Suddenly, someone grabbed me by the arm. It was a very strong arm. The arm of a man. A man I did not know. It was not my father. I was being dragged from the water at the moment when I was going to die. I took a large gasp of air and wiped the water from my eyes. I could see that a woman had grabbed my brother and had her arms around him, consoling him. He was in shock, like me. They walked us up onto the sand and reassured us. By that point, my parents saw what was going on and met us on the beach blanket. They thanked the young couple for what they had done, and then Lee and I sat in a stunned silence on the blanket for a long time, coming to terms with what had just happened to us.

I looked out at the lake in front of us. The lake that I had loved so much, that gave me such pleasure and fun a few minutes earlier, had suddenly turned sinister in my eyes. It had nearly killed us in a few short minutes. This terrifying body of water was out for our blood, no question about it. Nothing could have dragged me back into the water that day. So, Lee and I built sandcastles on the beach instead.

Because Lee and I never talked about this incident until decades later, I don’t think my parents really understood how close they came to losing two of their children that day at the beach. Probably best they didn’t know. Later in my life, I began to reflect on that experience, realizing just what those two total strangers had done for us and our parents. I asked myself if I would ever be so brave as to dive into wild water to pull out two children I had never met before. I wonder what made them make that split-second decision to save our lives?
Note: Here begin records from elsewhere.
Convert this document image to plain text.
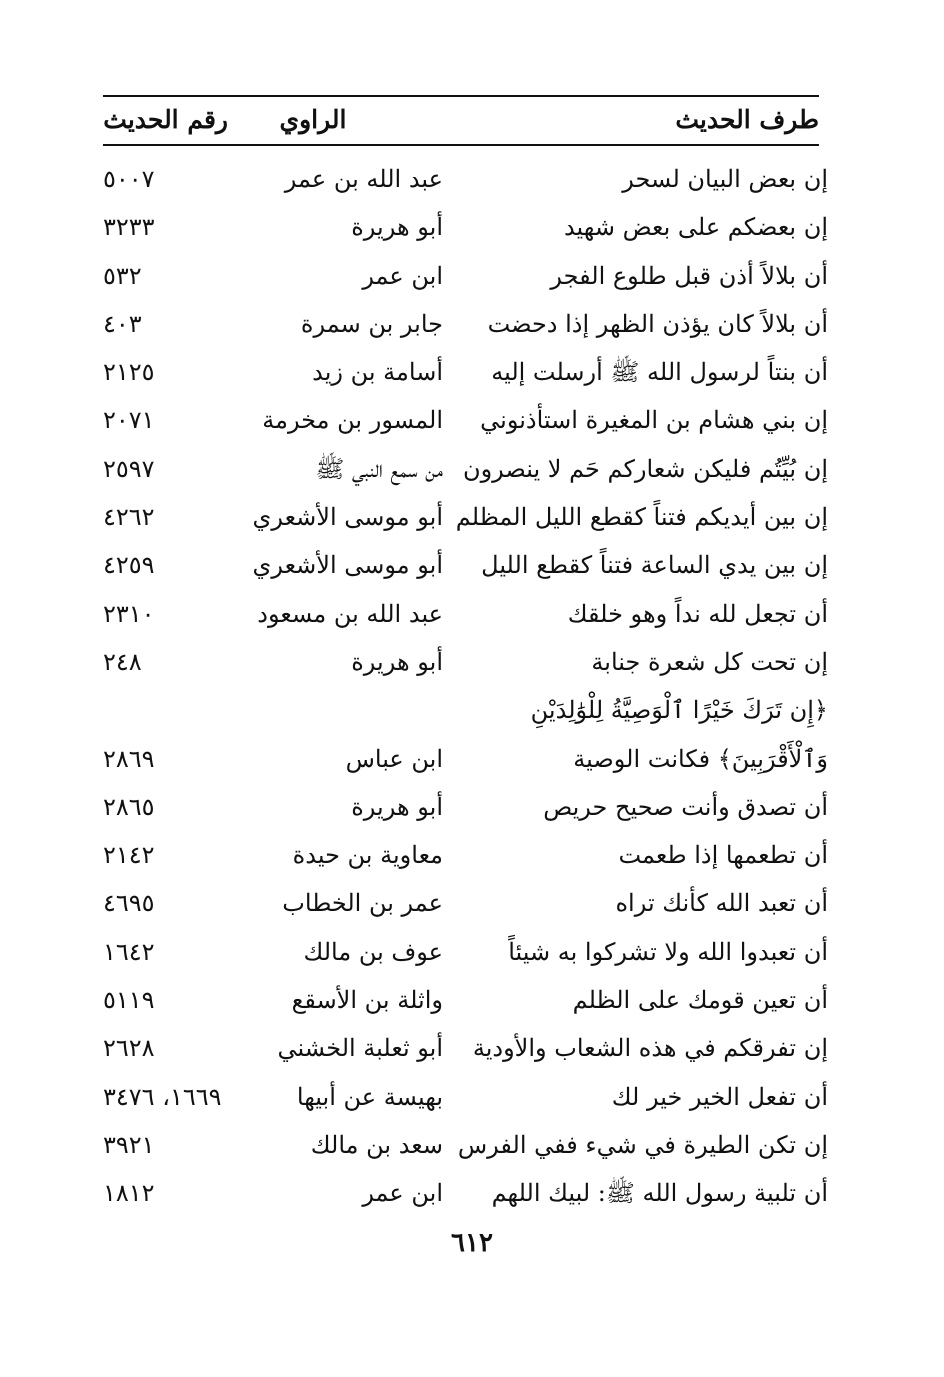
طرف الحديث
الراوي
رقم الحديث
إن بعض البيان لسحر
عبد الله بن عمر
٥٠٠٧
إن بعضكم على بعض شهيد
أبو هريرة
٣٢٣٣
أن بلالاً أذن قبل طلوع الفجر
ابن عمر
٥٣٢
أن بلالاً كان يؤذن الظهر إذا دحضت
جابر بن سمرة
٤٠٣
أن بنتاً لرسول الله ﷺ أرسلت إليه
أسامة بن زيد
٢١٢٥
إن بني هشام بن المغيرة استأذنوني
المسور بن مخرمة
٢٠٧١
إن بُيِّتُم فليكن شعاركم حَم لا ينصرون
من سمع النبي ﷺ
٢٥٩٧
إن بين أيديكم فتناً كقطع الليل المظلم
أبو موسى الأشعري
٤٢٦٢
إن بين يدي الساعة فتناً كقطع الليل
أبو موسى الأشعري
٤٢٥٩
أن تجعل لله نداً وهو خلقك
عبد الله بن مسعود
٢٣١٠
إن تحت كل شعرة جنابة
أبو هريرة
٢٤٨
﴿إِن تَرَكَ خَيْرًا ٱلْوَصِيَّةُ لِلْوَٰلِدَيْنِ
وَٱلْأَقْرَبِينَ﴾ فكانت الوصية
ابن عباس
٢٨٦٩
أن تصدق وأنت صحيح حريص
أبو هريرة
٢٨٦٥
أن تطعمها إذا طعمت
معاوية بن حيدة
٢١٤٢
أن تعبد الله كأنك تراه
عمر بن الخطاب
٤٦٩٥
أن تعبدوا الله ولا تشركوا به شيئاً
عوف بن مالك
١٦٤٢
أن تعين قومك على الظلم
واثلة بن الأسقع
٥١١٩
إن تفرقكم في هذه الشعاب والأودية
أبو ثعلبة الخشني
٢٦٢٨
أن تفعل الخير خير لك
بهيسة عن أبيها
١٦٦٩، ٣٤٧٦
إن تكن الطيرة في شيء ففي الفرس
سعد بن مالك
٣٩٢١
أن تلبية رسول الله ﷺ: لبيك اللهم
ابن عمر
١٨١٢
٦١٢
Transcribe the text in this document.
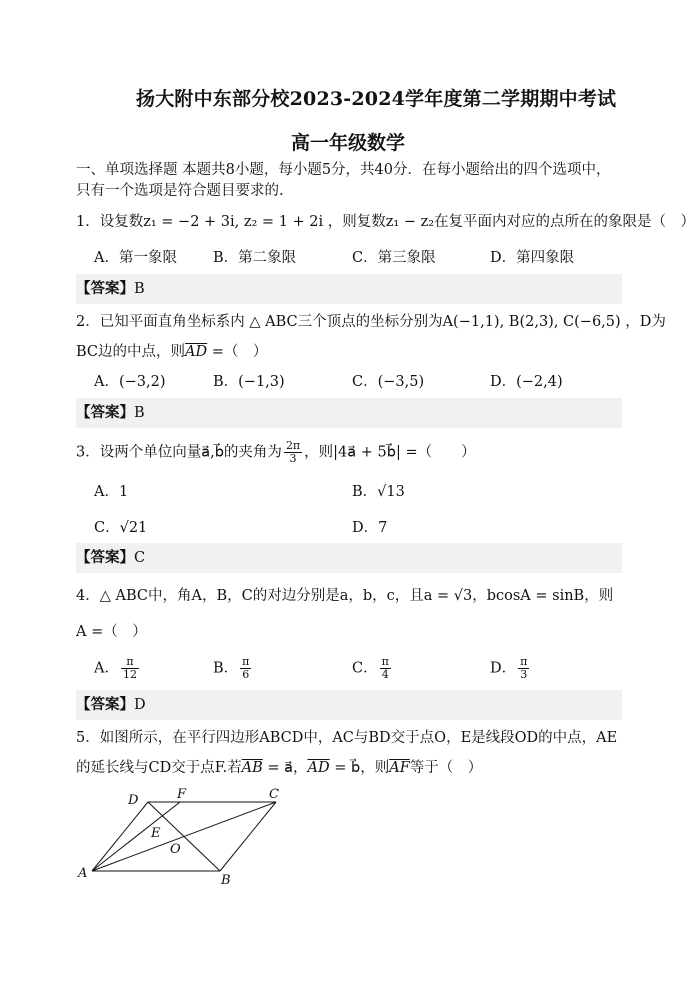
扬大附中东部分校2023-2024学年度第二学期期中考试
高一年级数学
一、单项选择题 本题共8小题，每小题5分，共40分．在每小题给出的四个选项中，
只有一个选项是符合题目要求的.
1．设复数z₁ = −2 + 3i, z₂ = 1 + 2i ，则复数z₁ − z₂在复平面内对应的点所在的象限是（　）
A．第一象限 B．第二象限	C．第三象限	D．第四象限
【答案】B
2．已知平面直角坐标系内 △ ABC三个顶点的坐标分别为A(−1,1), B(2,3), C(−6,5) ，D为
BC边的中点，则$\overline{AD}$ =（　）
A．(−3,2)	B．(−1,3)	C．(−3,5)	D．(−2,4)
【答案】B
3．设两个单位向量a⃗,b⃗的夹角为 $\frac{2\pi}{3}$ ，则|4a⃗ + 5b⃗| =（　　）
A．1	B．√13
C．√21	D．7
【答案】C
4．△ ABC中，角A，B，C的对边分别是a，b，c，且a = √3，bcosA = sinB，则
A =（　）
A． $\frac{\pi}{12}$	B． $\frac{\pi}{6}$	C． $\frac{\pi}{4}$	D． $\frac{\pi}{3}$
【答案】D
5．如图所示，在平行四边形ABCD中，AC与BD交于点O，E是线段OD的中点，AE
的延长线与CD交于点F.若$\overline{AB}$ = a⃗，$\overline{AD}$ = b⃗，则$\overline{AF}$等于（　）
A	B
C
D
E
F
O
This all happened at a time when there were no cell phones or viral videos. No one was there to record the incident. The heroes of the story were simply thanked and then went on their way. No newspapers extoled their heroism. There were no medals or citizenship awards given them for their bravery.

If I only knew their names, perhaps I could even find them all these years later, with the help of the internet. I could finally, belatedly, enthusiastically tell them with deep gratitude, “thank you, thank you, thank you” for my wonderful life. I only wish I could have written it in a personal letter, written in my best prose and cursive writing, and of course, sealed with a kiss.

So, I send this now, without any fanfare to my two heroes. It isn’t perfect, but perhaps wherever they are in the wide universe, they will know and understand my deep appreciation for their selflessness, bravery, and goodness that day–for going above and beyond the call of duty in order to save two young souls they would never see again.